The St. Louis Rams selected Sam, a defensive end from the University of Missouri, in the seventh round of this year's draft, and Dungy told the Tampa Tribune that, given the opportunity, he would not have drafted him. "Not because I don't believe Michael Sam should have a chance to play," Dungy said, "but I wouldn't want to deal with all of it."
Dungy clarified his remarks Tuesday, issuing a statement in which he said that Sam's sexual orientation should have no role in evaluating his ability to play in the NFL and that he, Dungy, would have no problem coaching Sam.
"What I was asked about was my philosophy of drafting, a philosophy that was developed over the years, which was to minimize distractions for my teams," he said. "I do not believe Michael's sexual orientation will be a distraction to his teammates or his organization.
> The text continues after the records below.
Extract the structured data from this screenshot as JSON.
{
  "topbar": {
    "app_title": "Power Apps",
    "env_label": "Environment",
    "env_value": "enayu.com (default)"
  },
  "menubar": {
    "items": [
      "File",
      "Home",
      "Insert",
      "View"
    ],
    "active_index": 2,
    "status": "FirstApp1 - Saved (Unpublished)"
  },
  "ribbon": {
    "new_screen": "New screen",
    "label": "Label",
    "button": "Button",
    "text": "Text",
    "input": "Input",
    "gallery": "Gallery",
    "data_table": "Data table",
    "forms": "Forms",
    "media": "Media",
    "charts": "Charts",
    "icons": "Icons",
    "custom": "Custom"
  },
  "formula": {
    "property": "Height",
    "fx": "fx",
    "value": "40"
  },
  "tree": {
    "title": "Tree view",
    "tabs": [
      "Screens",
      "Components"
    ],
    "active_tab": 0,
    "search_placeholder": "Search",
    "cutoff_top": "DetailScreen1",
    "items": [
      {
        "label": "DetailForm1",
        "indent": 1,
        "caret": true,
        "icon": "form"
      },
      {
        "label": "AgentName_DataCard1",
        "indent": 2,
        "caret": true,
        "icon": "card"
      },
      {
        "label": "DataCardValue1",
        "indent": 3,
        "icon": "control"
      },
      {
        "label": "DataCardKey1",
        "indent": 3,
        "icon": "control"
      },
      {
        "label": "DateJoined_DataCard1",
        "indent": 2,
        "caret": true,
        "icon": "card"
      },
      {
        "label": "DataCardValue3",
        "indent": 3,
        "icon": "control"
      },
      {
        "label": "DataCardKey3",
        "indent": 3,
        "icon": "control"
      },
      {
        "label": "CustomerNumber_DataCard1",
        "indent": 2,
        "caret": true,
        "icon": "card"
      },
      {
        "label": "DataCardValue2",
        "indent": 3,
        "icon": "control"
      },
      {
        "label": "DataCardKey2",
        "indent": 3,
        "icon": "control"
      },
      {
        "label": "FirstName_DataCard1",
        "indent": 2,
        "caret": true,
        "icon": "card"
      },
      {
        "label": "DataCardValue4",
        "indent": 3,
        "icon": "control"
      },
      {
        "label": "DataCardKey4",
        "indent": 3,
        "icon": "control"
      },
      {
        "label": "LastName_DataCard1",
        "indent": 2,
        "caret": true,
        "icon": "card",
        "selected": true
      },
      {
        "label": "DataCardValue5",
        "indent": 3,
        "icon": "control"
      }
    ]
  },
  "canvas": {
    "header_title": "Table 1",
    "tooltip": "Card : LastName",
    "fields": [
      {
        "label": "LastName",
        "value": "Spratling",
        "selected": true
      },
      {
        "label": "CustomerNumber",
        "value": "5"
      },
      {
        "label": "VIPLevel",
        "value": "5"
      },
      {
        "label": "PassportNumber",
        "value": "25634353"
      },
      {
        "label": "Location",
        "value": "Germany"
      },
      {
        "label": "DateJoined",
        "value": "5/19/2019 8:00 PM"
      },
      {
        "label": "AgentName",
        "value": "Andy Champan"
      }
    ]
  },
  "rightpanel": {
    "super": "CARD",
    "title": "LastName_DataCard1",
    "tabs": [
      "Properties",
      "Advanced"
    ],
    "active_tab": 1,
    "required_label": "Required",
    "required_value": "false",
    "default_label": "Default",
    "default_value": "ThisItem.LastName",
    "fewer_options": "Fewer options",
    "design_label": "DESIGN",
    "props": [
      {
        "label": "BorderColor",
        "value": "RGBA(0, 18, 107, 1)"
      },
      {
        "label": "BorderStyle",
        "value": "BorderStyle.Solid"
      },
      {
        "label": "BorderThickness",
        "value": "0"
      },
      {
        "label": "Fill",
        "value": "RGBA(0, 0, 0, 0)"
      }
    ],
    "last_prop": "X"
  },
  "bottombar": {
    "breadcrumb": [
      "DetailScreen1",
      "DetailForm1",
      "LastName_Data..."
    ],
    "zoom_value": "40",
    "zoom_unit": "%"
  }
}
I do, however, believe that the media attention that comes with it will be a distraction."
It's easy to ascribe a baser motivation to Dungy, who has been outspoken in his opposition to gay marriage, for his original comments and to accuse him of backtracking from his subsequent statement. It's a little cheap, too. So in the interest of good faith, let's deal with his words as they are, because they alone illustrate why he's wrong about the supposed deleterious effects of Sam's presence - or that of any gay player.
In the NFL, the word distraction is a loaded term, a cover-all for just about anything that might stand in the way of victory on Sunday. The notion of eliminating distractions is at the core, for one example, of Chip Kelly's coaching philosophy with the Eagles, and it has been offered as an explanation, among several, for why Kelly and the team decided to release wide receiver DeSean Jackson.
But what exactly qualifies as a "distraction" in the NFL? The Rams, as they should, are receiving nothing but public praise for having drafted Sam, and increased media attention or scrutiny hardly seems to qualify as a "distraction" anymore, since it's impossible to increase the attention paid to pro football today. Everyone involved in the sport is numb to it now, or at least should be. Hell, everyone was numb to it by 2009, which is why the outrage and protests that followed the Eagles' acquisition of Vick were never much of a threat to them.
Vick had committed terrible crimes and been punished for them, but those acts were never likely to compromise his or the Eagles' performance on the field. Dungy's role was to validate that mind-set, to reassure the Eagles and everyone else that Vick's criminal past wouldn't stand in the way of the franchise's primary mission - the primary mission of all NFL franchises. Dungy's job was to tell people, It's OK to have Michael Vick on your team because you can still win with him. Think about it: What turned out to be the greater "distraction" to the Eagles: Vick, who by all indications upheld his promise to keep his nose clean over his five seasons here, or Terrell Owens' behavior in 2005, when he argued with coaches, turned teammates against each other, and caused a schism in the locker room that led to a 6-10 season?
When NFL coaches and players talk about "showing character" or "being a good teammate" or "eliminating distractions," as Dungy did this week, they are referring to the manner in which a player attends to his football-related responsibilities. Nothing more. It's twisted. It doesn't fit with society at large. But it's true, and it's accepted by many who coach and play and watch the games, and it's why what Dungy said about Sam was so daft, so unreflective of reality.
Sam's presence probably would have been a "distraction" in 1996, Dungy's first season as an NFL head coach, and it might have been one in 2008, Dungy's last. But acceptance of homosexuality has been increasing for a long time now, and that growth, for myriad reasons, has seemed to accelerate over the last half-decade - including within NFL locker rooms. The more pertinent question regarding Sam, actually, is whether his status as a trailblazer will (here's that word again) distract him from his duties as a player. But that's on him to handle, not his teammates, and the shame of what Dungy said is that he's reducing Sam's sexuality, Sam's identity, Sam's impact to just another obstacle for a team to overcome in the name of chasing a Super Bowl - like a serious injury, like a prison sentence for dogfighting, like so many things that can never compare to Michael Sam's decision to come out.
It's a shame, but it's not surprising. This is the NFL. This is professional football. This is the world, and these are the values, that Tony Dungy knows best.